To create a human heart, researchers must replicate the unique structures that make up the heart. This design involves establishing spiral connections of cardiac tissue, which create a twisting motion as the heart beats.
For a long time, scientists have hypothesized that the twisting motion is crucial for pumping blood in large volumes, but proving this has been challenging, partly because creating a heart with different shapes and rational arrangements is a significant challenge.
Biomedical engineers from the Harvard John A. Paulson School of Engineering and Applied Sciences (SEAS) have developed the first biologically integrated model of the human ventricle with spirally connected beating heart cells, demonstrating that the actual connection of cardiac tissue significantly increases the volume of blood the ventricle can pump with each contraction.
Illustration of a cross-section of the human heart. (Photo © matis75 / stock.adobe.com)
This advancement was achieved using a new additive manufacturing method. The Focused Rotational Jet Spinning (FRJS) technique allows for the high-throughput production of spiral fibers with diameters ranging from a few micrometers to hundreds of nanometers.
Developed at SEAS by the Kit Parker Disease Biophysics Group, FRJS directs the alignment of cells, enabling the formation of controlled tissue design structures.
The study was published in the journal Science.
Parker, a professor of Biomedical Engineering and Applied Physics at SEAS, stated: “This work represents a significant step forward in the process of organ fabrication and brings us closer to the ultimate goal of building a human heart for transplantation.”
This work originates from a centuries-old mystery.
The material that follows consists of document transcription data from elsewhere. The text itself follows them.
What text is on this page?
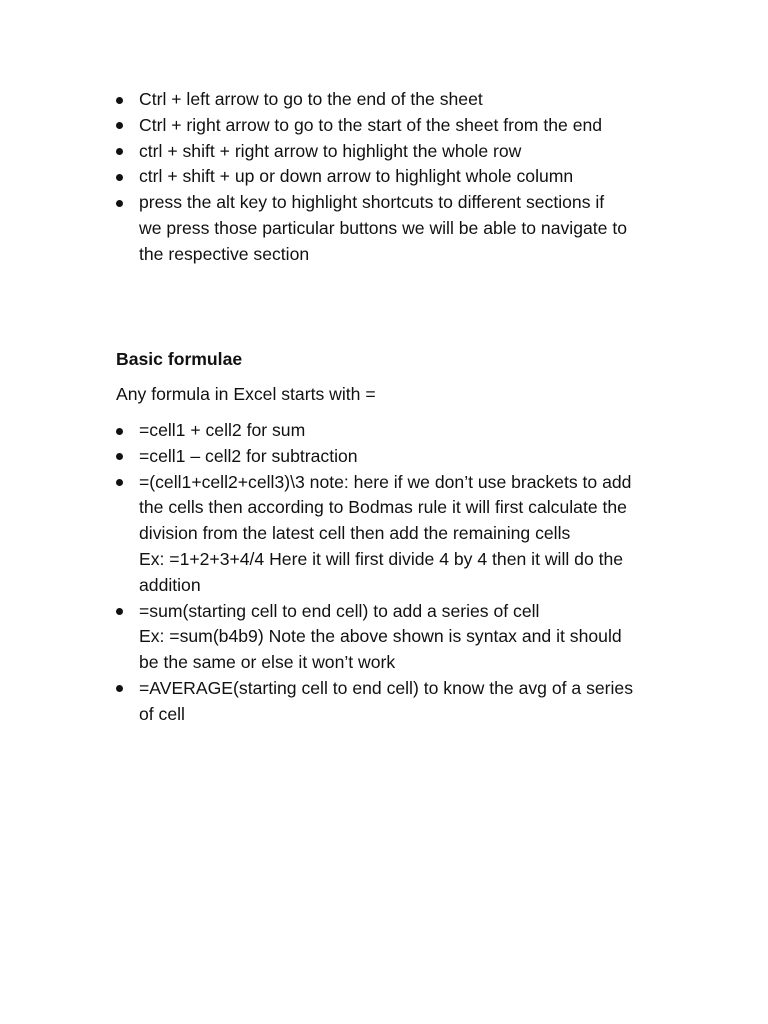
Ctrl + left arrow to go to the end of the sheet
Ctrl + right arrow to go to the start of the sheet from the end
ctrl + shift + right arrow to highlight the whole row
ctrl + shift + up or down arrow to highlight whole column
press the alt key to highlight shortcuts to different sections if
we press those particular buttons we will be able to navigate to
the respective section

Basic formulae

Any formula in Excel starts with =

=cell1 + cell2 for sum
=cell1 – cell2 for subtraction
=(cell1+cell2+cell3)\3 note: here if we don’t use brackets to add
the cells then according to Bodmas rule it will first calculate the
division from the latest cell then add the remaining cells
Ex: =1+2+3+4/4 Here it will first divide 4 by 4 then it will do the
addition
=sum(starting cell to end cell) to add a series of cell
Ex: =sum(b4b9) Note the above shown is syntax and it should
be the same or else it won’t work
=AVERAGE(starting cell to end cell) to know the avg of a series
of cell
In 1669, English physician Richard Lower, who considered John Locke one of his colleagues and King Charles II among his patients, first noted the spiral arrangement of cardiac muscles in his work Tractatus de Corde.
In the following three centuries, doctors and scientists built a more comprehensive understanding of the heart’s structure, but research into the purpose of these spiral muscles remained challenging.
In 1969, Edward Sallin, former chair of the Biology Department at the University of Alabama at Birmingham, argued that the heart’s spiral arrangement is crucial for achieving a high ejection fraction—the percentage of blood the ventricle pumps with each contraction.
John Zimmerman, a postdoctoral researcher at SEAS and the first co-author of the paper, indicated that the goal was to create a model to test Sallin’s hypothesis and investigate the relative importance of the heart’s spiral structure.
To test Sallin’s theory, SEAS researchers used the FRJS system to control the alignment of the spiral fibers, on which heart cells could grow.
The first step of FRJS operates like a cotton candy machine—a liquid polymer solution is loaded into a reservoir and pushed out through a small hole by centrifugal force as the device spins. As the solution exits the reservoir, the solvent evaporates, and the polymers solidify into fibers.
Then, a focused airflow controls the direction of the polymer fibers as they wind around a collector. The research team discovered that by angling and rotating the collector, the fibers in the stream would align and twist around the collector as it spun, mimicking the twisted structure of cardiac muscle.
The arrangement of the fibers can be adjusted by changing the angle of the collector.
Huibin Chang, a postdoctoral researcher at SEAS and a co-author of the paper, remarked: “The human heart truly has many layers of muscle arranged in spirals with different angles. With FRJS, it is possible to recreate these complex structures very accurately, forming a single ventricular structure and even four chambers.”
Unlike 3D printing, which slows down as materials become smaller, FRJS can quickly spin fibers at a micro-scale—or about fifty times smaller than a human hair.
Artificial ventricle, a significant advancement in the process of creating biological organs. (Video by Harvard John A. Paulson School of Engineering and Applied Sciences).
This is crucial when building a heart from scratch. Collagen, an extracellular matrix protein in the heart, also has a diameter of one micrometer. It would take over 100 years to 3D print each collagen part of the human heart at this resolution. FRJS can accomplish this in one day.
After spinning, the ventricles are seeded with cardiac muscle cells from mice or human stem cell-derived cardiac muscle cells. Within about a week, several layers of beating tissue cover the scaffold, with cells developing according to the alignment of the underlying fibers. The beating ventricles mimic the twisting or wringing motion seen in the human heart.
Researchers compared the deformation of the ventricles, the speed of electrical signal transmission, and the ejection fraction between ventricles developed from spiral fibers and those developed from circumferential fibers. Tests showed that the spiral-aligned tissue performed better than the circumferential-aligned tissue.
The research team also demonstrated that this process could be scaled up to the size of a real human heart and even larger, reaching the size of a whale’s heart.